Tech Ed Session ARC305: Code Generation: Architecting a New Kind of Reuse (Scott Hanselman, Corillian)
published: Thu, 16-Jun-2005 | updated: Thu, 16-Jun-2005
This was a controversial, hit-them-between-the-eyes, rapid-fire talk from a well-regarded developer in the .NET world. Scott Hanselman is Chief Architect at Corillian Corporation, a company that writes online banking software and sells it to banks, the epitome of a vertical market. It's successful: apparently it has 25% of the market. However, they have a big issue, not faced by many software companies: every license they sell requires extensive customization (Bank X doesn't want their site to look like Bank Y's).
He started off the session with a pretty bold, bald statement: "A Word document has no teeth." By this he meant that a design document written in Word does not break builds, does not fail unit tests, does not cause assertions to fail, etc. Unlike John Donne's Man, it exists as an island.
In other words, the design document, when written in Word, provides a fundamental disconnect between designer/architect and developer. The designer writes down what he visualizes in a design, and it's left to the developer to try and interpret the designer's vision as code. Unfortunately, there's no way for the developer to tie his code to phrase/sentences/paragraphs in the design document, to ensure he's accurately captured everything the designer wanted, to make certain that when the document changes that he's notified of the changes, and so on.
Hanselman's assertion (actually it's more than that: he was describing how Corillian write their software) is to define the design in a DSL (Domain Specific Language). The textual expression of the DSL can be anything you like but it makes sense for it to be XML, just because of the plethora of tools available that can process XML. Corillian also write an XSD (XML schema definition) to provide validation services for their design document.
However it doesn't end there. From this design XML document, Corillian use XSL scripts, code generators (they use CodeSmith), and other hand-written programs to
- generate the domain object model (DOM) code
- generate the NUnit tests to test the DOM
- generate the HTML help files describing the DOM for Visual Studio
- generate the DOM's Intellisense XML for Visual Studio
- generate the NAnt build scripts (no longer do new files or tests get forgotten)
- generate WordML documents that describe the design
Yes, you read that last one correctly, they can generate Word documents for the design.
So, Corillian reuse the work done and the information in their design document in lots of different ways. It's not code reuse really, it's more information reuse. If you don't like a description of a domain object, just go ahead and alter it in the design XML document and regenerate everything. If you need a new event for a domain object, write the relevant section in the XML, adding a description, hint, help text and the like and regenerate.
On a more practical front, he mentioned that their product build is not just a compilation-only process, but that it generates all artifacts prior to the compilation step. That way, all compiled artifacts are always up-to-date.
He also went into a little bit of detail about their philosophy and why they went this route. It seems that in the retail banking market there is a middle tier system that nearly everyone uses. It was written in the early nineties in C++ using COM, and was designed to interface a single do-everything routine to which you pass a specially formatted string.
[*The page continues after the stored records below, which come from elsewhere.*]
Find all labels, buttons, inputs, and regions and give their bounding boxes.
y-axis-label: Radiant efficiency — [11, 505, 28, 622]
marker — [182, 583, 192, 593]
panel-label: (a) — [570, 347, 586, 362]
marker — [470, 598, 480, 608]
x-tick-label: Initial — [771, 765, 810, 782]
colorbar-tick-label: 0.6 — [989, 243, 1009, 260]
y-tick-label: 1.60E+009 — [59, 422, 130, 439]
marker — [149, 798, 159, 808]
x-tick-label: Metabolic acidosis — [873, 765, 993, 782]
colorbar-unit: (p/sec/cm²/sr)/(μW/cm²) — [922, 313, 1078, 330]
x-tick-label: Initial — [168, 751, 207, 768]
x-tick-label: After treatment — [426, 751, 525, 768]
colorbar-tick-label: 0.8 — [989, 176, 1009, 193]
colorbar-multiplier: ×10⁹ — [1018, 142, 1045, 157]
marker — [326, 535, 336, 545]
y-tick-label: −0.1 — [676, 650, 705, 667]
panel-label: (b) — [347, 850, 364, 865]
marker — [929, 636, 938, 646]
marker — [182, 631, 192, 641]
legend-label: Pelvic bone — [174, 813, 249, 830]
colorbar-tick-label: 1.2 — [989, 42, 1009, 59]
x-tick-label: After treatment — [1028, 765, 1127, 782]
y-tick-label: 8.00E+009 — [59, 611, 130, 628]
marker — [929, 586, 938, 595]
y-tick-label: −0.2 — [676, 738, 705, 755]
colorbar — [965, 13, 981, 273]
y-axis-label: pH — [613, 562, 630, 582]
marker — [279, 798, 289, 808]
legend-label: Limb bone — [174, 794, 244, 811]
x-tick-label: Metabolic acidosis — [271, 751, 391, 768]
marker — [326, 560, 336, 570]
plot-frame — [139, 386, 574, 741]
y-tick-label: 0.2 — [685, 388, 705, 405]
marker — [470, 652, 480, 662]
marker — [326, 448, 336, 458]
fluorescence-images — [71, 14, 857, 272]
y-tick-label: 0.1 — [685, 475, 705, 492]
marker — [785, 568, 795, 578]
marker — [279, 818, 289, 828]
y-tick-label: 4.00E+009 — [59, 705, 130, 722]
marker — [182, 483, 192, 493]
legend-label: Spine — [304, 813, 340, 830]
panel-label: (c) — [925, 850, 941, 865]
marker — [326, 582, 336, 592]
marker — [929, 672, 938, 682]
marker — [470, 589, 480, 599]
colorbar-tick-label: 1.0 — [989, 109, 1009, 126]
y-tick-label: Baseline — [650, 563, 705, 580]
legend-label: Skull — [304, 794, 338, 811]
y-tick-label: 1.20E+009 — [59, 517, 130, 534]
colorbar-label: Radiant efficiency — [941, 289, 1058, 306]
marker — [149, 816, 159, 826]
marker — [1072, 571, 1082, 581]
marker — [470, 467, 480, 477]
A bit like running a complex command-line application to which you have to pass all the run information as arguments on the command line.
To survive they had to encapsulate the various calls to this do- everything routine in a class model ("to add a new account you call the routine with "blahblah" as the string parameter", "to transfer data between account X and account Y, you use "foofoo", and so on, depressingly on). Once they started writing the class model, they found that they were repeating code patterns all over the place, not code per se, but styles of writing code to do something. They experimented with code gen, and it grew from there on.
The other thing he talked about was developing web controls that are very specific to your domain, and that have good design behavior. In other words, instead of developing a general data grid that you could reuse, you would instead develop a web control that displayed transactions in an account. This control could be plugged into Visual Studio where the developer could drop it on a page and set the various properties. He said, essentially, that they spent the time to do it right the first time for the first web control, refactoring the code as necessary to produce something that could easily be generated, and then converted it into a template for the code-gen tool.
(Sidebar: apparently writing a web control requires writing several different inter-related classes. Inheritance is not an option -- not having done this before I don't know all the issues -- so you're left with the issue of writing similar code over and over again. This is obviously an ideal candidate for code gen.)
In fact, that same development methodology was used in other places as well. If you need to write a class that encapsulates some behavior for lots of different types of domain objects, write it by hand for the first domain object and refactor/test the heck out of it. Then create a template and generate the code ad nauseam for your different domain objects.
Although the session was thought-provoking, I longed to see some of the code and surf the entire code generation framework to understand the short-cuts they'd taken that he wasn't talking about. In my own forays into code gen, there always seems to be a point at which you can't gen the code anymore because of some specialized behavior, etc. In one project I worked on, we even had to abandon code generating after a certain point. I would have loved to have had some time alone in their codebase, doing some research.